パーキンソン病の無動の症状は、四大症状の一つです。体が動かしにくいために動作を始めるまでに時間がかかり、動きが小さくゆっくりになります。寡動(かどう)、動作緩慢(かんまん)とも言います。

無動症に次のような症状が含まれます。

仮面様顔貌(かめんようがんぼう)

顔の筋肉も動かしにくくなるため、まばたきも少なくなり表情が乏しくなります。

小声症

話す言葉が聞き取りにくくなり、声が小さくなります。

小字症

字が極端に小さくなったり、書き進むうちに徐々に小さくなったりします。指先の力加減をコントロールすることが難しく、字を書くスピードも遅くなり、力のない字を書くようになります。

すくみ足

歩こうとするときに最初の1歩が出にくいことがあります。歩幅が極端に小さいこともあります。

よだれ

飲み込みにくく口がきちんと閉じられないことで、よだれが出ることもあります。

3.パーキンソン病の無動の原因

パーキンソン病は脳内の黒質という部分にあるドパミン神経細胞が減少し、ドパミンが不足するために起こります。ドパミン神経が減少するのは、加齢とともに異常なタンパク質がたまってくるからではないかと言われています。

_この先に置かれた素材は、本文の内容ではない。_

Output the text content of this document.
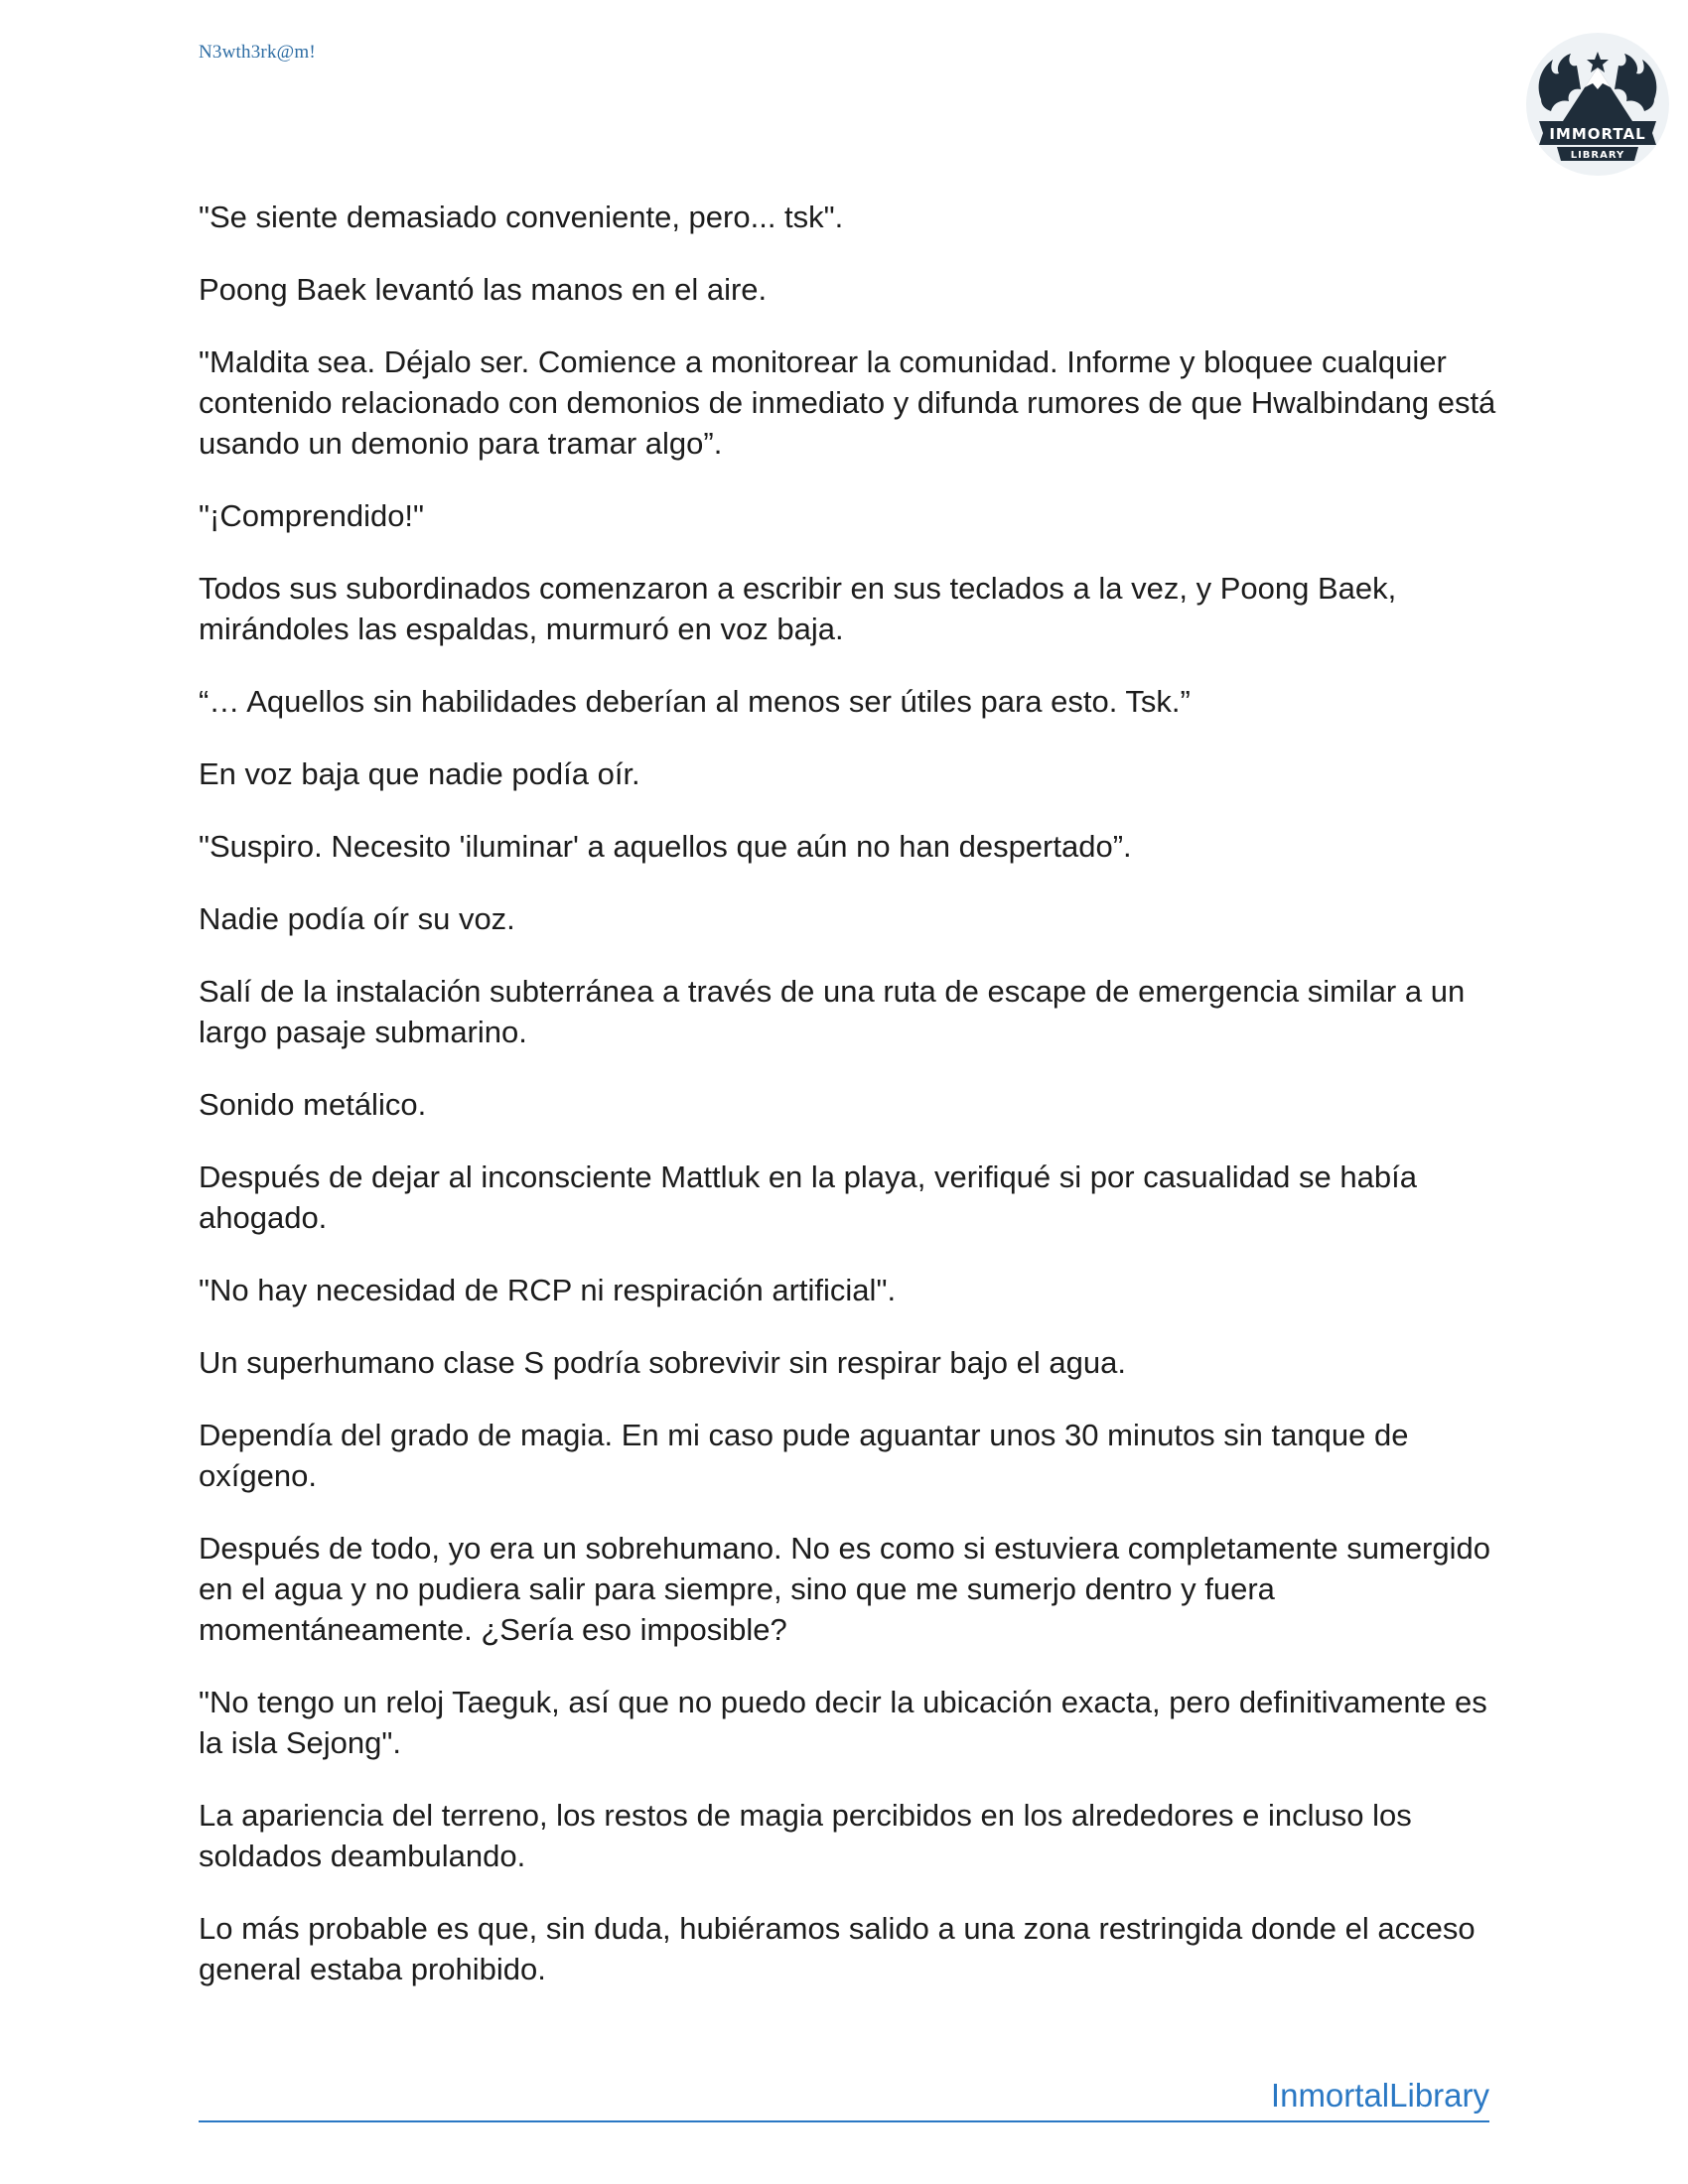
N3wth3rk@m!
IMMORTAL
LIBRARY

"Se siente demasiado conveniente, pero... tsk".

Poong Baek levantó las manos en el aire.

"Maldita sea. Déjalo ser. Comience a monitorear la comunidad. Informe y bloquee cualquier contenido relacionado con demonios de inmediato y difunda rumores de que Hwalbindang está usando un demonio para tramar algo”.

"¡Comprendido!"

Todos sus subordinados comenzaron a escribir en sus teclados a la vez, y Poong Baek, mirándoles las espaldas, murmuró en voz baja.

“… Aquellos sin habilidades deberían al menos ser útiles para esto. Tsk.”

En voz baja que nadie podía oír.

"Suspiro. Necesito 'iluminar' a aquellos que aún no han despertado”.

Nadie podía oír su voz.

Salí de la instalación subterránea a través de una ruta de escape de emergencia similar a un largo pasaje submarino.

Sonido metálico.

Después de dejar al inconsciente Mattluk en la playa, verifiqué si por casualidad se había ahogado.

"No hay necesidad de RCP ni respiración artificial".

Un superhumano clase S podría sobrevivir sin respirar bajo el agua.

Dependía del grado de magia. En mi caso pude aguantar unos 30 minutos sin tanque de oxígeno.

Después de todo, yo era un sobrehumano. No es como si estuviera completamente sumergido en el agua y no pudiera salir para siempre, sino que me sumerjo dentro y fuera momentáneamente. ¿Sería eso imposible?

"No tengo un reloj Taeguk, así que no puedo decir la ubicación exacta, pero definitivamente es la isla Sejong".

La apariencia del terreno, los restos de magia percibidos en los alrededores e incluso los soldados deambulando.

Lo más probable es que, sin duda, hubiéramos salido a una zona restringida donde el acceso general estaba prohibido.

InmortalLibrary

ドパミンは運動機能をコントロールする神経伝達物質ですので、ドパミンが十分に作られないと、脳から全身への伝達がうまくいかなくなり、運動機能に障害が生じます。

無動を含むパーキンソニズムがなぜ起こっているのか、本当にパーキンソン病なのかを調べなければなりません。他の病気が原因や薬の使用が原因となってパーキンソニズムが現れている場合は、パーキンソン病ではなくパーキンソン症候群です。

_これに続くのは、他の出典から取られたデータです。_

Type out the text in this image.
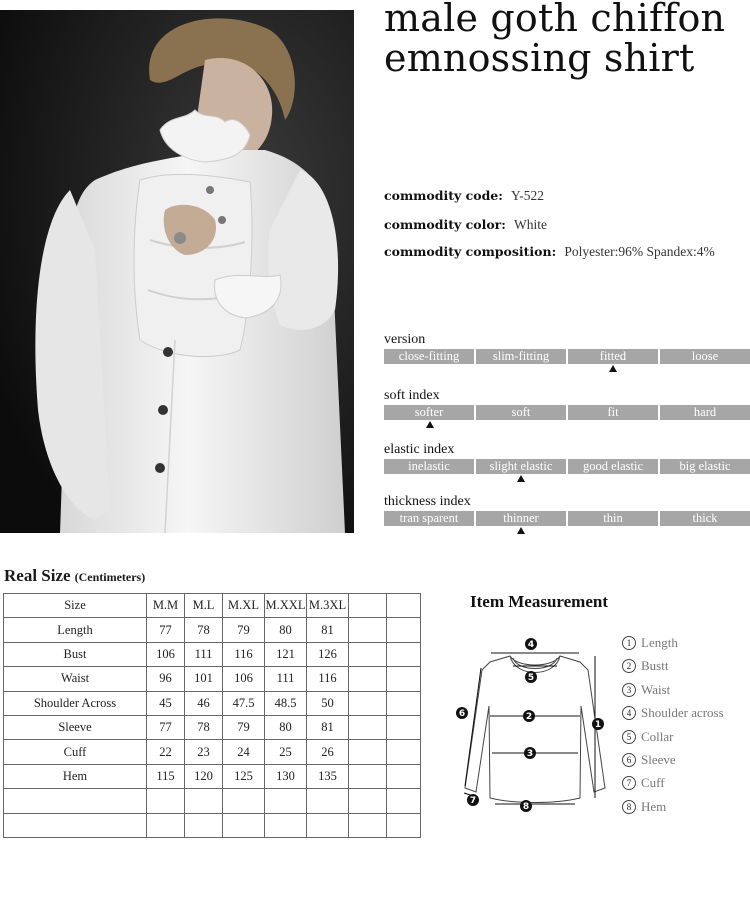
male goth chiffon
emnossing shirt
commodity code: Y-522
commodity color: White
commodity composition: Polyester:96% Spandex:4%
version
close-fitting	slim-fitting	fitted	loose
soft index
softer	soft	fit	hard
elastic index
inelastic	slight elastic	good elastic	big elastic
thickness index
tran sparent	thinner	thin	thick
Real Size (Centimeters)
Size	M.M	M.L	M.XL	M.XXL	M.3XL		
Length	77	78	79	80	81		
Bust	106	111	116	121	126		
Waist	96	101	106	111	116		
Shoulder Across	45	46	47.5	48.5	50		
Sleeve	77	78	79	80	81		
Cuff	22	23	24	25	26		
Hem	115	120	125	130	135		

Item Measurement
4
5
2
3
1
6
7
8
1 Length
2 Bustt
3 Waist
4 Shoulder across
5 Collar
6 Sleeve
7 Cuff
8 Hem
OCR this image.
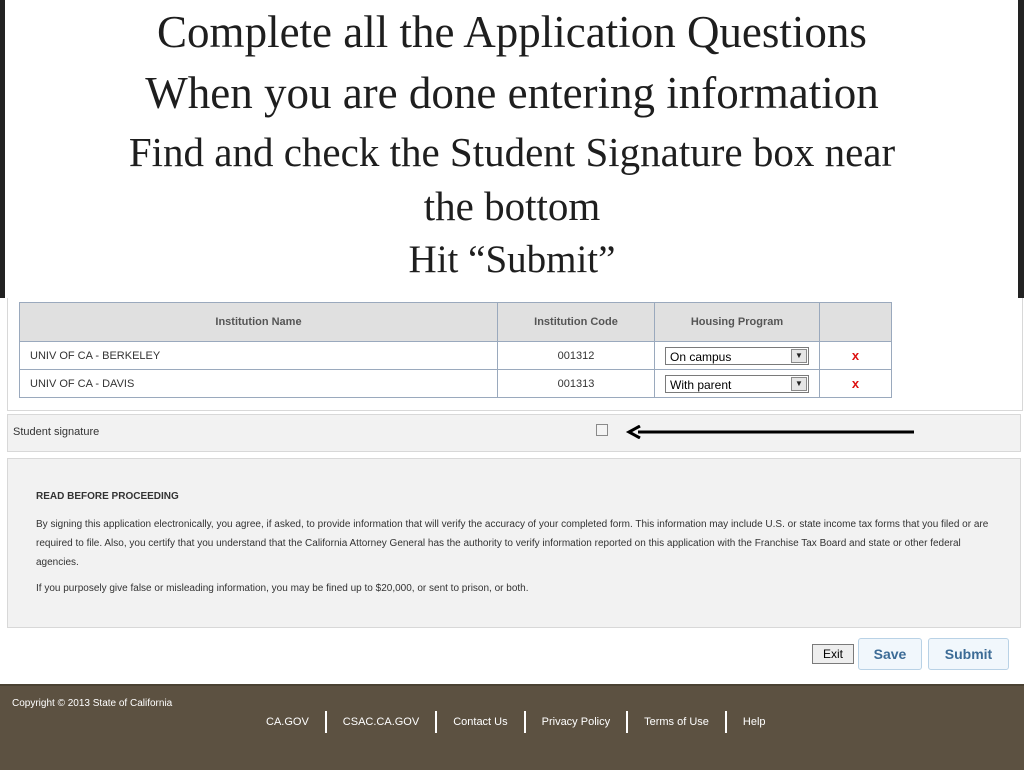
Complete all the Application Questions
When you are done entering information
Find and check the Student Signature box near
the bottom
Hit “Submit”
Institution Name	Institution Code	Housing Program	
UNIV OF CA - BERKELEY	001312	On campus ▼	x
UNIV OF CA - DAVIS	001313	With parent ▼	x
Student signature
READ BEFORE PROCEEDING

By signing this application electronically, you agree, if asked, to provide information that will verify the accuracy of your completed form. This information may include U.S. or state income tax forms that you filed or are required to file. Also, you certify that you understand that the California Attorney General has the authority to verify information reported on this application with the Franchise Tax Board and state or other federal agencies.

If you purposely give false or misleading information, you may be fined up to $20,000, or sent to prison, or both.

Exit	Save	Submit
Copyright © 2013 State of California
CA.GOV	CSAC.CA.GOV	Contact Us	Privacy Policy	Terms of Use	Help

パーキンソン病の無動を治療するためには、症状が現れている原因を突き止めなければなりません。

4.パーキンソン病の無動の治療

パーキンソン病の無動の治療には、薬物治療と外科治療、リハビリテーションがあります。

1)薬物治療

パーキンソン病の無動の治療は、薬物治療が中心です。

①ドーパミンの増やす

ドーパミンを増やす目的の薬はパーキンソン病の無動の症状を改善するのに優れた効果を持っています。

②ドーパミンを持続させる

ドーパミンを持続させる薬は、パーキンソン病の無動を改善する効果は緩やかですが、効果が長く続き症状の日内変動を小さくするメリットがあります。早期や軽症のパーキンソン病の無動を治療するのに適しています。

③ドーパミンを減少させない

ドパミンが減少することで、相対的に脳内のアセチルコリンの作用が強くなっています。アセチルコリンの作用を抑制します。

薬物治療を行う中で出てくる運動合併症という現象があります。

ウェアリング・オフ現象

症状が進行すると、L-ドパの効果時間が短くなります。そのため、1日の内でも薬が効いている時間帯と効いていない時間帯ができてしまい、急に動けなくなることがあります。

ジスキネジア

治療薬の効果が強く現れ、本人の意思に反して体が勝手に動く症状です。薬の血中濃度が高くなったときに現れます。体をくねらせたり、口をもぐもぐさせたりします。

薬物治療を行っているときに副作用が出ることもありますが、自己判断で勝手に薬をやめてはいけません。症状が悪化したり、さらに危険な副作用が現れたりすることもあります。

2)外科治療

薬物治療で十分な効果が見られない方に行います。

3)リハビリテーション

リハビリテーションは機能維持のために有効な治療法です。

①運動療法

床に目印をつけたり手拍子に合わせたりして歩く歩行訓練をします。

②作業療法

手芸や工芸などで、手指を使う訓練をします。

③言語療法

  • 飲み込みの訓練:口を大きくあけたりすぼめたりして顔の筋肉を鍛える
  • 言語の訓練:大きな声を出す訓練

パーキンソン病は進行性の病気で、さまざまな症状が見られますが、症状に合った治療を根気よく行うことで、進行を抑えることができます。どうぞあきらめないでください。